LeNet-5模型用于MNIST图像识别的程序

参数可能被我改了几个，也可以自己再改改参数提高一下运行速度。
前向传播：mnist_inference.py

import tensorflow as tf

INPUT_NODE = 784
OUTPUT_NODE = 10

IMAGE_SIZE = 28
NUM_CHANNELS = 1
NUM_LABELS = 10

#第一层卷积层的尺寸和深度
CONV1_DEEP = 6
CONV1_SIZE = 5
#第二层卷积层的尺寸和深度
CONV2_DEEP = 16
CONV2_SIZE = 5
#全连接层的节点个数
FC_SIZE = 120

#训练时会用到dropout方法，但测试时不会用
def inference(input_tensor, train, regularizer):
    with tf.variable_scope("layer1-conv"):
        #卷积层过滤器参数为，长、宽、输入深度、输出深度
        conv1_weights = tf.get_variable("weight", [CONV1_SIZE, CONV1_SIZE, NUM_CHANNELS, CONV1_DEEP],
                                        initializer=tf.truncated_normal_initializer(stddev=0.1))
        #卷积层偏置项为输出深度的个数
        conv1_biases = tf.get_variable("bias", [CONV1_DEEP], initializer=tf.constant_initializer(0.0))
        #卷积层的前向推导，stride中间两个指定长宽的步长，两边的恒为1，padding采用全0填充
        conv1 = tf.nn.conv2d(input_tensor, conv1_weights, strides=[1, 1, 1, 1], padding="SAME")
        #添加偏置项，并采用relu激活函数
        relu1 = tf.nn.relu(tf.nn.bias_add(conv1, conv1_biases))

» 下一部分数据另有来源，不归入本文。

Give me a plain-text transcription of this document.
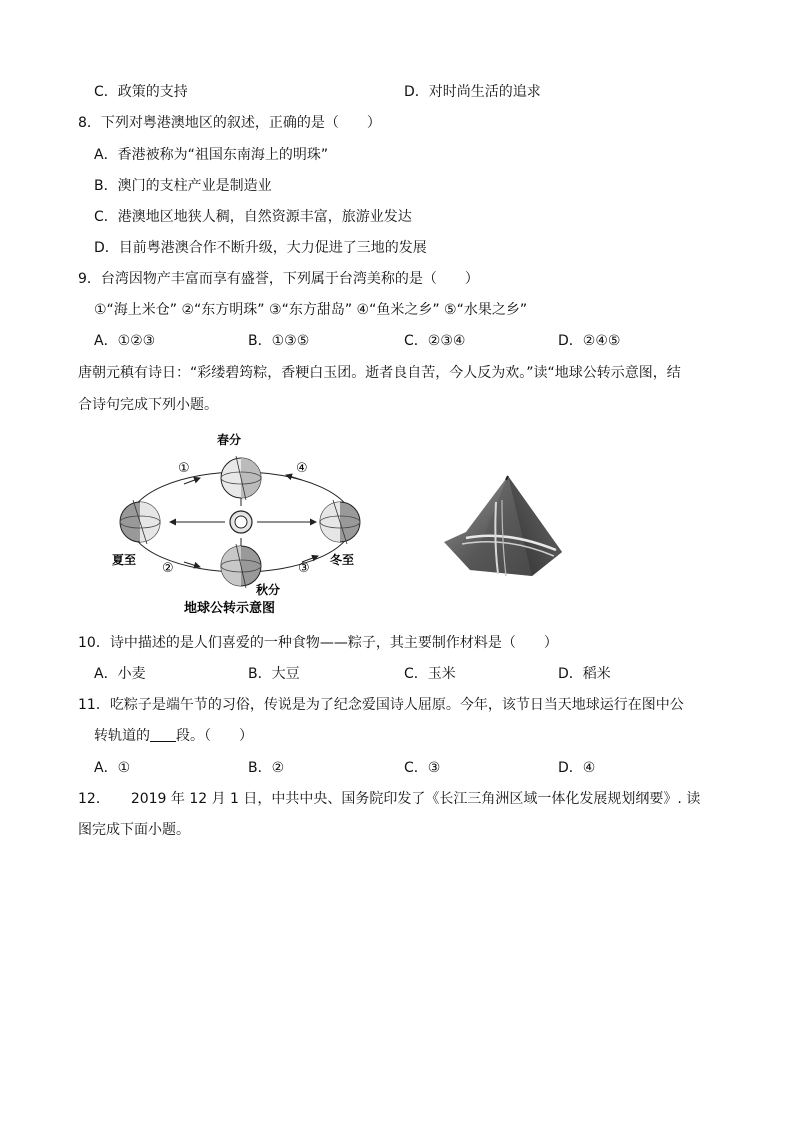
C．政策的支持	D．对时尚生活的追求
8．下列对粤港澳地区的叙述，正确的是（　　）
A．香港被称为“祖国东南海上的明珠”
B．澳门的支柱产业是制造业
C．港澳地区地狭人稠，自然资源丰富，旅游业发达
D．目前粤港澳合作不断升级，大力促进了三地的发展
9．台湾因物产丰富而享有盛誉，下列属于台湾美称的是（　　）
①“海上米仓” ②“东方明珠” ③“东方甜岛” ④“鱼米之乡” ⑤“水果之乡”
A．①②③	B．①③⑤	C．②③④	D．②④⑤
唐朝元稹有诗日：“彩缕碧筠粽，香粳白玉团。逝者良自苦，今人反为欢。”读“地球公转示意图，结
合诗句完成下列小题。
春分
夏至
秋分
冬至
①
②	③
④
地球公转示意图
10．诗中描述的是人们喜爱的一种食物——粽子，其主要制作材料是（　　）
A．小麦	B．大豆	C．玉米	D．稻米
11．吃粽子是端午节的习俗，传说是为了纪念爱国诗人屈原。今年，该节日当天地球运行在图中公
转轨道的 段。（　　）
A．①	B．②	C．③	D．④
12．　　2019 年 12 月 1 日，中共中央、国务院印发了《长江三角洲区域一体化发展规划纲要》. 读
图完成下面小题。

    with tf.name_scope("layer2-pool1"):
        #ksize指定池化层过滤器尺寸采用2*2，长宽步长均为2，采用全0填充
        pool1 = tf.nn.max_pool(relu1, ksize=[1, 2, 2, 1], strides=[1, 2, 2, 1], padding="SAME")

    #第二个卷积层
    with tf.variable_scope("layer3-conv2"):
        conv2_weights= tf.get_variable("weight", [CONV2_SIZE, CONV1_SIZE, CONV1_DEEP, CONV2_DEEP],
                                       initializer=tf.truncated_normal_initializer(stddev=0.1))
        conv2_biases = tf.get_variable("bias", [CONV2_DEEP], initializer=tf.constant_initializer(0.0))
        conv2 = tf.nn.conv2d(pool1, conv2_weights, strides=[1, 1, 1, 1], padding="SAME")
        relu2 = tf.nn.relu(tf.nn.bias_add(conv2, conv2_biases))

    #第二个池化层
    with tf.name_scope("layer4-pool2"):
        pool2 = tf.nn.max_pool(relu2, ksize=[1, 2, 2, 1], strides=[1, 2, 2, 1], padding="SAME")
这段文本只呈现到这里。